- First light novel volume cover

社畜剣聖、配信者になる ～ブラックギルド会社員、うっかり会社用回線でS級モンスターを相手に無双するところを全国配信してしまう～ (Shachiku Kensei, Haishin-sha ni Naru: Burakku Girudo Kaishain, Ukkari Kaisha-yō Kaisen de S-kyū Monsutā o Aite ni Musō Suru Tokoro o Zenkoku Haishin Shite Shimau)
- Genre: Adventure, fantasy
- Written by: Genkotsu Kumano
- Published by: Shōsetsuka ni Narō; Kakuyomu;
- Original run: May 13, 2023 – present
- Written by: Genkotsu Kumano
- Illustrated by: Ryūshi Tajima
- Published by: Square Enix
- Imprint: SQEX Novel
- Original run: January 6, 2024 – present
- Volumes: 6
- Written by: Genkotsu Kumano
- Illustrated by: Jojo Ueyama
- Published by: Square Enix
- English publisher: NA: Square Enix;
- Imprint: Gangan Comics UP!
- Magazine: Manga Up!
- Original run: June 7, 2024 – present
- Volumes: 3

= Overpowered and Underpaid: An OP Swordmaster Turns Hit Streamer =

Japanese light novel series

Overpowered and Underpaid: An OP Swordmaster Turns Hit Streamer (社畜剣聖、配信者になる ～ブラックギルド会社員、うっかり会社用回線でS級モンスターを相手に無双するところを全国配信してしまう～, Shachiku Kensei, Haishin-sha ni Naru: Burakku Girudo Kaishain, Ukkari Kaisha-yō Kaisen de S-kyū Monsutā o Aite Musō Suru Tokoro o Zenkoku Haishin Shite Shimau) is a Japanese light novel series written by Genkotsu Kumano and illustrated by Ryūshi Tajima. It began serialization as a web novel on Shōsetsuka ni Narō and Kakuyomu in May 2023. It was later acquired by Square Enix who began publishing the series under their SQEX Novel imprint in January 2024. A manga adaptation illustrated by Jojo Ueyama began serialization on Square Enix's Manga Up! manga service in June 2024.

==Synopsis==
Makoto Tanaka is an overworked employee of a black guild. He dives into dungeons, and records his activities as private streams as part of his work. However, one day while working he accidentally sets his stream to public and becomes a viral sensation overnight. Upon finding out about his new found fame, he is advised by one of his friends to quit his job with the guild to become a full-time streamer.

==Media==
===Light novel===
Written by Genkotsu Kumano, Overpowered and Underpaid: An OP Swordmaster Turns Hit Streamer began serialization as a web novel on Shōsetsuka ni Narō and Kakuyomu on May 13, 2023. It was later acquired by Square Enix who began publishing the series with illustrations by Ryūshi Tajima under their SQEX Novel light novel imprint on January 6, 2024. Six volumes have been released as of September 7, 2026.
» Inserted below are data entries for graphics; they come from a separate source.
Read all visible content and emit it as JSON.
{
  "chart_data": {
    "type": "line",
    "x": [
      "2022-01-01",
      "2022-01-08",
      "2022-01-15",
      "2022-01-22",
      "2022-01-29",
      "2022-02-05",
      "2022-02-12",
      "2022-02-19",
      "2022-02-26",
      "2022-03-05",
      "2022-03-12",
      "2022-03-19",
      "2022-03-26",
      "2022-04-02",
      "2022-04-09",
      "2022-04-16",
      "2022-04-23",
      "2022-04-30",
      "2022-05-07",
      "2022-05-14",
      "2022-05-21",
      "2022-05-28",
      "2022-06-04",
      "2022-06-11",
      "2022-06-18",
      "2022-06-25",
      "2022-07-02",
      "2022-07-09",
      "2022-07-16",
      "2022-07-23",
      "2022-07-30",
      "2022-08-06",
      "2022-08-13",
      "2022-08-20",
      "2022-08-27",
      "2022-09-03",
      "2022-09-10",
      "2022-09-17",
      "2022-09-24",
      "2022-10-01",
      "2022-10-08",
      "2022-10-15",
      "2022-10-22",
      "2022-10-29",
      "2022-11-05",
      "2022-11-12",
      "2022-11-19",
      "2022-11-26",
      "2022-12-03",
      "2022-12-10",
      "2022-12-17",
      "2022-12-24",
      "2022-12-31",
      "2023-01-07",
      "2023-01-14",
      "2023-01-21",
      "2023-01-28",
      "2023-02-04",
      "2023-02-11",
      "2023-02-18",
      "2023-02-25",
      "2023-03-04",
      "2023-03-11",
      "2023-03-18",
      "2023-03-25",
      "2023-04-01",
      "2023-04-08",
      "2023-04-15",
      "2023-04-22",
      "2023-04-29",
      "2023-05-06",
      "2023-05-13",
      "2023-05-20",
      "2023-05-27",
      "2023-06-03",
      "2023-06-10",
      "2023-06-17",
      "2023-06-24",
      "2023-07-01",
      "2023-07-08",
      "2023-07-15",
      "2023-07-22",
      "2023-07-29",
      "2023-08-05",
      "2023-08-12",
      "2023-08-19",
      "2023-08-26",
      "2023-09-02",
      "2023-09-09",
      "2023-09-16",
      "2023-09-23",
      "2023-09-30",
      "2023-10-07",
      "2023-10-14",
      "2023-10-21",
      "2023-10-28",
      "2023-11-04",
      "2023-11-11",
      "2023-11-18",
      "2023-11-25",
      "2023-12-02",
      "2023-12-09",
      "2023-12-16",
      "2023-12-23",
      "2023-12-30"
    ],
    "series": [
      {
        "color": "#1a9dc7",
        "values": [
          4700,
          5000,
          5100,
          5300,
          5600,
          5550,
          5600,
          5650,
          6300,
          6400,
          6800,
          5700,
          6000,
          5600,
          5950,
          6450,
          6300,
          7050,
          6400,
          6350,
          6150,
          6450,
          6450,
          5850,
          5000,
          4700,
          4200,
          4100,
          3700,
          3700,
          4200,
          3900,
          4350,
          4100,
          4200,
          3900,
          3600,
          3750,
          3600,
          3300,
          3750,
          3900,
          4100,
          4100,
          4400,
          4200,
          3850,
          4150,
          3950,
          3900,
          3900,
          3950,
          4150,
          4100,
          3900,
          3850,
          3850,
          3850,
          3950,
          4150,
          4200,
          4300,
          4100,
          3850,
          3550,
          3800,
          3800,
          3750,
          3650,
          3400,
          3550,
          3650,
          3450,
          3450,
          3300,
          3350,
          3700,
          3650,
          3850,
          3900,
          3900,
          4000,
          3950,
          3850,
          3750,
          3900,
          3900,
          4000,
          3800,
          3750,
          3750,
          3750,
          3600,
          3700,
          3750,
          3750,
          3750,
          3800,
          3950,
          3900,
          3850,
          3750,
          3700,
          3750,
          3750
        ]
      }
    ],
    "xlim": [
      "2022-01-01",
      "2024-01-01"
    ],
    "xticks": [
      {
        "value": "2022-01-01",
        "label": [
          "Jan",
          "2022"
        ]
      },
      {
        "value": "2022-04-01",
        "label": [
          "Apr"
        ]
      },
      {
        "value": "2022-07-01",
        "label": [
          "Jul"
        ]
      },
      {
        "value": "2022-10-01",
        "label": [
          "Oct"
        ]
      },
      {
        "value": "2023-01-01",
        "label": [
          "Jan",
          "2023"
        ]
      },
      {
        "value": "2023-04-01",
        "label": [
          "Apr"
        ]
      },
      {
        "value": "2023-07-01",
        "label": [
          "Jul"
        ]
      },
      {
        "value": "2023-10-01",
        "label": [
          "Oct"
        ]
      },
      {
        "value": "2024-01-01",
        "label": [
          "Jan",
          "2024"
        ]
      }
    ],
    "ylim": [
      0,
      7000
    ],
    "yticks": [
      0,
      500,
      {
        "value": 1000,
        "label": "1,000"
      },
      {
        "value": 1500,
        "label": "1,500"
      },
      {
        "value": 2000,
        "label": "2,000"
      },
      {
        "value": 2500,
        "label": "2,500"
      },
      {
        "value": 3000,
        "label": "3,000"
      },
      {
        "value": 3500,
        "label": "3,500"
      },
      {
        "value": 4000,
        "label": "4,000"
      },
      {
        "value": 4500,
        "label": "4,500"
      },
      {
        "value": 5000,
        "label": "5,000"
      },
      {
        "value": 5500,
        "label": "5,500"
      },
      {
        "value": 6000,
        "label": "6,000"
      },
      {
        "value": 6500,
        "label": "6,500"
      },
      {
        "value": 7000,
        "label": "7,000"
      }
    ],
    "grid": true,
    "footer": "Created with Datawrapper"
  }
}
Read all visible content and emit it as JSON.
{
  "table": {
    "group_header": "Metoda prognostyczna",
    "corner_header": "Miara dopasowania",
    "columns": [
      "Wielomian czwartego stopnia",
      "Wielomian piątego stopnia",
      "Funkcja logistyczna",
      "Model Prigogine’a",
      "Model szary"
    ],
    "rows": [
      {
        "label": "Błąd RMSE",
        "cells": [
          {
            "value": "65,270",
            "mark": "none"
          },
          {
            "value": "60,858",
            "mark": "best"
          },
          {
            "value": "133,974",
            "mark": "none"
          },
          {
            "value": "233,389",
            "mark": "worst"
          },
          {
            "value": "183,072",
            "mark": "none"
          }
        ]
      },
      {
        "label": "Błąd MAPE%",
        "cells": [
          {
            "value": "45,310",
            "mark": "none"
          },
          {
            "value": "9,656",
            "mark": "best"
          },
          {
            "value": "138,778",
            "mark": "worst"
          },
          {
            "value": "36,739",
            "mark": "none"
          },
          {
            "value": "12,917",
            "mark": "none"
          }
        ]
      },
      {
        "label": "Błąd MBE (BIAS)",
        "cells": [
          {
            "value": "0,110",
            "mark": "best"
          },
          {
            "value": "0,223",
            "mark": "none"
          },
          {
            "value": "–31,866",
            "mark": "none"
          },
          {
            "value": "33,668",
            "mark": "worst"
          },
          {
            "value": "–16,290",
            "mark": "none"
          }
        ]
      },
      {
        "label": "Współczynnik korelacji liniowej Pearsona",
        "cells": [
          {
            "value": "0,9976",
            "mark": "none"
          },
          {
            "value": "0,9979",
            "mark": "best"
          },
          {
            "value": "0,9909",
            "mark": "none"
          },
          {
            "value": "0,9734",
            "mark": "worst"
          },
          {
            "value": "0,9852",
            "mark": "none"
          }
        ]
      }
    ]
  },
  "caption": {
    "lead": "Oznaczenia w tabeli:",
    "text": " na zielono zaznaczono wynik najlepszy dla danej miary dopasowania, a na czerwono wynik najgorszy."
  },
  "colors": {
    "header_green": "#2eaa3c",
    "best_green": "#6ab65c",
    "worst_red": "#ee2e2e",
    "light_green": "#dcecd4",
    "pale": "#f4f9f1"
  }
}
| No. | Release date | ISBN |
|---|---|---|
| 1 | January 6, 2024 | 978-4-7575-9000-7 |
| 2 | June 7, 2024 | 978-4-7575-9238-4 |
| 3 | December 6, 2024 | 978-4-7575-9561-3 |
| 4 | July 7, 2025 | 978-4-7575-9946-8 |
| 5 | February 6, 2026 | 978-4-301-00315-1 |
| 6 | September 7, 2026 | 978-4-301-00749-4 |

===Manga===
A manga adaptation illustrated by Jojo Ueyama began serialization on Square Enix's Manga Up! manga service on June 7, 2024. The manga's chapters have been compiled into three tankōbon volumes as of February 2026.

The manga's chapters are published in English on Square Enix's Manga Up! Global app. During their panel at Anime Expo 2026, Square Enix Manga & Books announced that they had licensed the manga for English publication, with the first volume set to release in April 2027.

| No. | Original release date | Original ISBN | English release date | English ISBN |
|---|---|---|---|---|
| 1 | December 6, 2024 | 978-4-7575-9549-1 | April 13, 2027 | 979-8-8991-0092-5 |
| 2 | July 7, 2025 | 978-4-7575-9936-9 | — | — |
| 3 | February 6, 2026 | 978-4-301-00309-0 | — | — |

==Reception==
The manga adaptation won the "Exhilarating Battle Manga Award" in the Isekai Division of the 2025 Renta Manga Awards.